In ecology, such abrupt system changes are called "regime shifts". They can alter the ecosystem and the species composition in such a way that this in turn has serious effects on the socio-economic system. In the 1980s and 1990s, for example, the North Sea cod stock collapsed due to massive fishing pressure and did not fully recover even after a reduction in fishing. Scientists suspect that one of the main reasons for this was the rise in temperature caused by climate change. Plaice also seems to respond to changes in its habitat by leaving areas close to the coast and migrating offshore to greater depths.

In order to protect the North Sea ecosystem in its importance and function for humans and to prevent such regime shifts as far as possible, it is important to understand which factors contribute to its stability as well as to recognize why and how changes occur. The project ‘SeaUseTip’ focuses on this topic. Scientists from the fields of ecology, fisheries research, economics and social sciences investigate the vulnerability of the North Sea's socio-ecological system to tipping points and regime shifts. Based on findings from previous events, complex models will be used to uncover and evaluate critical developments under specific scenarios of climate change and human exploitation. This knowledge will help to develop future-proof strategies for sustainable management and thus avoid abrupt changes in the North Sea.

The project's ecologists are primarily concerned with the question of whether the species community is stable and what mechanisms are necessary for its stabilization.

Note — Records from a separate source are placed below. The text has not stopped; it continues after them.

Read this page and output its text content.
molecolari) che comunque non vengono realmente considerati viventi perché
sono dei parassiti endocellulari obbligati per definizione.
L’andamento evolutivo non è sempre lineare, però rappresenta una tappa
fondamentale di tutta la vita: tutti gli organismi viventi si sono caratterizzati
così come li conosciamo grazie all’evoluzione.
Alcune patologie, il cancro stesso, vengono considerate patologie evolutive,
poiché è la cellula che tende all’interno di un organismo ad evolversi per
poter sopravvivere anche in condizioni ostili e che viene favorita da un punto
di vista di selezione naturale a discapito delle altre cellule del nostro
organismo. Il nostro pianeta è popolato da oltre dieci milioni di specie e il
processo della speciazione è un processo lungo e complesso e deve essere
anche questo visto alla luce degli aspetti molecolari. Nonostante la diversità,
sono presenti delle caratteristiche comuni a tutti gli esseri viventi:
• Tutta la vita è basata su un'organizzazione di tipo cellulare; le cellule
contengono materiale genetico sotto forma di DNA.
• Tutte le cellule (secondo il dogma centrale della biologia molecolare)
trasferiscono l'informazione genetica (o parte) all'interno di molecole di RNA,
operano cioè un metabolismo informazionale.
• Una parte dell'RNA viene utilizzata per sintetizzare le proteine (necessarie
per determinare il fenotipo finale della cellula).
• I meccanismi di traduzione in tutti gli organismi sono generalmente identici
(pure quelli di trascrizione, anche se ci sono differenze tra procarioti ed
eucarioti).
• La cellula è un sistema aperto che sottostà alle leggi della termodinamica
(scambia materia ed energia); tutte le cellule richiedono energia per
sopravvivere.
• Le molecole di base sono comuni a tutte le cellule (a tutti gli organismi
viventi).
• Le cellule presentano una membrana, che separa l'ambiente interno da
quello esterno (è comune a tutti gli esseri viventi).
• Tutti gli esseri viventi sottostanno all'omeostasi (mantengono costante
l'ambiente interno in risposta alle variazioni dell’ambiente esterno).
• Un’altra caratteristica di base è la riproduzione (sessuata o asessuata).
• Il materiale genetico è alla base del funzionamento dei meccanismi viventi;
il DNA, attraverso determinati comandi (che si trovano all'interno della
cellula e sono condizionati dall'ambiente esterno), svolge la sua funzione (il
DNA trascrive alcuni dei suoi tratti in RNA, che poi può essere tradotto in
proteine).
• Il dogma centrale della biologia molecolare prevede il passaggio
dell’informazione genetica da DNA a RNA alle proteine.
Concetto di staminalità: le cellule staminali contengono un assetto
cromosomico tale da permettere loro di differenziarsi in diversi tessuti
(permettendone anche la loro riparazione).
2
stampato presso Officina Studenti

They search the literature for documented regime shifts in the North Sea and their characteristics. Their research shows that changes due to rising temperatures can be detected at different levels of the food web. Fish are shifting their habitat northwards and into deeper areas, and the plankton community, which is at the very basis of the marine food web, is also showing a reorganization that may have an impact on all other links in this web.

To understand whether further regime shifts have occurred in recent years, scientists are analyzing more recent data from North Sea communities. Their results do indeed indicate a regime shift in 2003 caused by a combination of fishing pressure and climate change. Now they want to investigate the consequences for the entire socio-ecological system and to find out whether the North Sea fish community is currently in a new state and how stable it is. It is also important to find out whether and to what extent interactions between species contribute to the stabilization of the community and maybe also prevent further regime shifts.